E questa condizione, forse paradossalmente ci riguarda più ora che non a marzo. Il tema non è come usciremo dalla pandemia, ma quale patto di fiducia siamo disposti a sottoscrivere e dunque a riconoscere legittimità e di azione a chi si trova a decidere oggi di fronte alla seconda ondata. Che cos’è del resto tutto il confronto conflittuale tra Governo e regioni se non una tattica accorta per non trovarsi nella condizione di dover decidere?
A differenza del passato non è un segno di immaturità, è invece la risposta a una condizione collettiva di stato d’animo.
Mi spiego.
Si dice che il problema siano gli errori accumulati, le incertezze dimostrate, la non competenza dei decisori, l’incapacità di scegliere. Può essere certo ciascuno di questi fattori pesa e ha un ruolo, e tuttavia il punto nella seconda ondata non è più questo.

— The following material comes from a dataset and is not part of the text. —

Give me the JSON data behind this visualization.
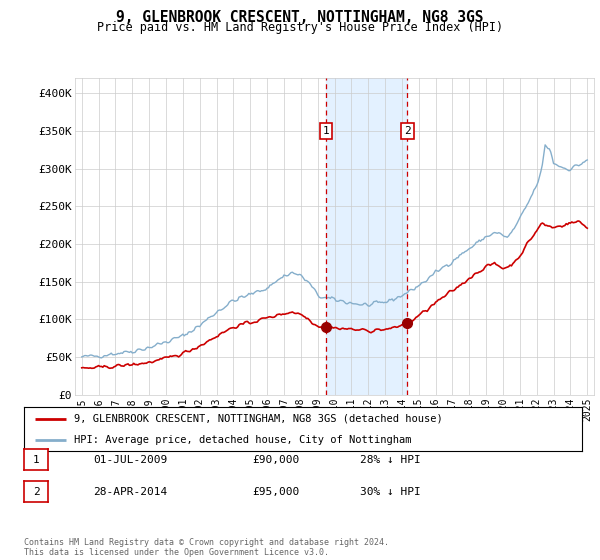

Il tema è se si può ancora credere o meno. E il principio su cui misurare la capacità di agire e di risolvere è nel successo del contenimento, Solo che la condizione di riapertura, per quanto condizionata seguita al primo lockdown anziché favorire la prudenza, ha abbassato la paura e innalzato ila rabbia.
Risultato: la rapidità con cui siamo tornati dalle parti del punto di partenza non è l’effetto di misure sbagliate, o di disattenzione o del venir meno della prudenza. Quella semmai è un effetto. Il tema è se valutiamo le misure prese efficaci e la possibilità di misurare sta nel confronto con altri contesti.

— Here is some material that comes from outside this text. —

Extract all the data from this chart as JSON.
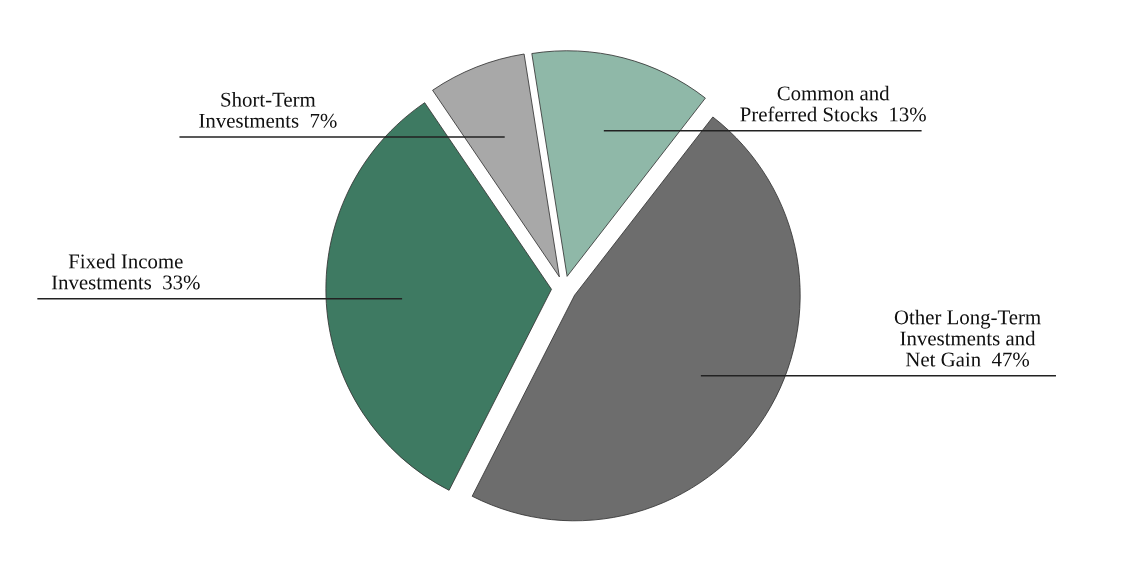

Contemporaneamente si potrebbe osservare che la possibilità di uscire dalla condizione di emergenza dovrebbe essere direttamente proporzionale alla capacità di azione condivisa, alla dimensione concorde di atti che superano l’ambito del confine.
Il riversamento sulla sfera del limite della nazione sembra tradurre in geografia il concetto di non contatto. Solo che la condizione pandemica non conosce confini, e dunque qualsiasi cautela si appronti per chiudere, per quanto si innalzino muri, la pandemia si diffonde egualmente. Isolarsi non ci salverà, ma la rabbia ci dice che è la risoluzione più sicura per contrastare l’avanzata del virus.

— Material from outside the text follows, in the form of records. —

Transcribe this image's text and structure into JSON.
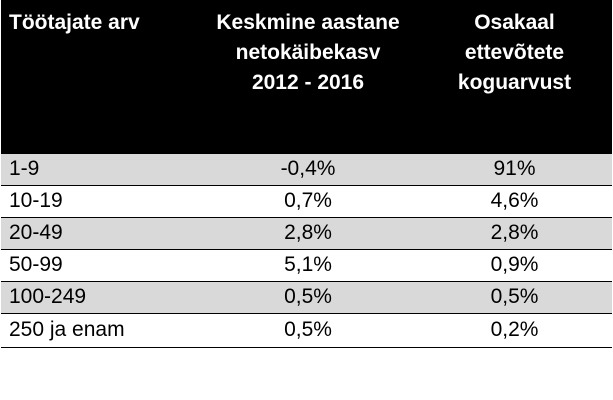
{
  "table": {
    "headers": [
      {
        "lines": [
          "Töötajate arv"
        ]
      },
      {
        "lines": [
          "Keskmine aastane",
          "netokäibekasv",
          "2012 - 2016"
        ]
      },
      {
        "lines": [
          "Osakaal",
          "ettevõtete",
          "koguarvust"
        ]
      }
    ],
    "rows": [
      {
        "size": "1-9",
        "growth": "-0,4%",
        "share": "91%"
      },
      {
        "size": "10-19",
        "growth": "0,7%",
        "share": "4,6%"
      },
      {
        "size": "20-49",
        "growth": "2,8%",
        "share": "2,8%"
      },
      {
        "size": "50-99",
        "growth": "5,1%",
        "share": "0,9%"
      },
      {
        "size": "100-249",
        "growth": "0,5%",
        "share": "0,5%"
      },
      {
        "size": "250 ja enam",
        "growth": "0,5%",
        "share": "0,2%"
      }
    ]
  },
  "colors": {
    "header_bg": "#000000",
    "header_text": "#ffffff",
    "shaded_row": "#d9d9d9",
    "plain_row": "#ffffff"
  }
}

È anche probabile, che quella rabbia da sbarramento non si limiti al tema della pandemia, ma provi a battere la stessa strada, e dunque a proporre la stessa terapia, di fronte all’innalzarsi del conflitto o del ritorno, in forme sempre più estreme, di episodi di fondamentalismo, quali abbiam visto nelle due settimane in Europa.
In una strana e contorta dialettica quello che viene negato come terreno di applicazione di regole a contrasto nei confronti di Covid-19, ovvero il territorio dell’Europa come unità continentale, può essere che trovi invece una sua pratica nella dimensione della lotta al fondamentalismo. Di nuovo è la rabbia – per non essere in grado di contrastare prima e di far arretrare poi i fenomeni – il vettore che fa decidere l’immagine dello spazio da tutelare e di cui salvaguardare la “salute”.
Non è detto che quello che non consente il senso comune sul piano della terapia nei comportamenti antipandemici, non si realizzi attraverso la retorica dell’assedio dei fondamentalismi.
Si potrebbe dire che in fondo per un’eterogenesi dei fini forse quella condizione ci potrebbe salvare.
Non credo. La terapia collettiva presume un fine di azione volto a salvare quante più persone possibili. In breve, ha un fondamento universalistico. L’altra condizione di spazio salvaguardato, tutelato, e protetto, si fonda sul principio selettivo di “chi vale la pena salvare e tutelare”. L’esatto opposto. La prima pensa futuro a partire da una riforma del presente. La seconda congela il presente.
Ne usciamo? (preferisco non usare il futuro).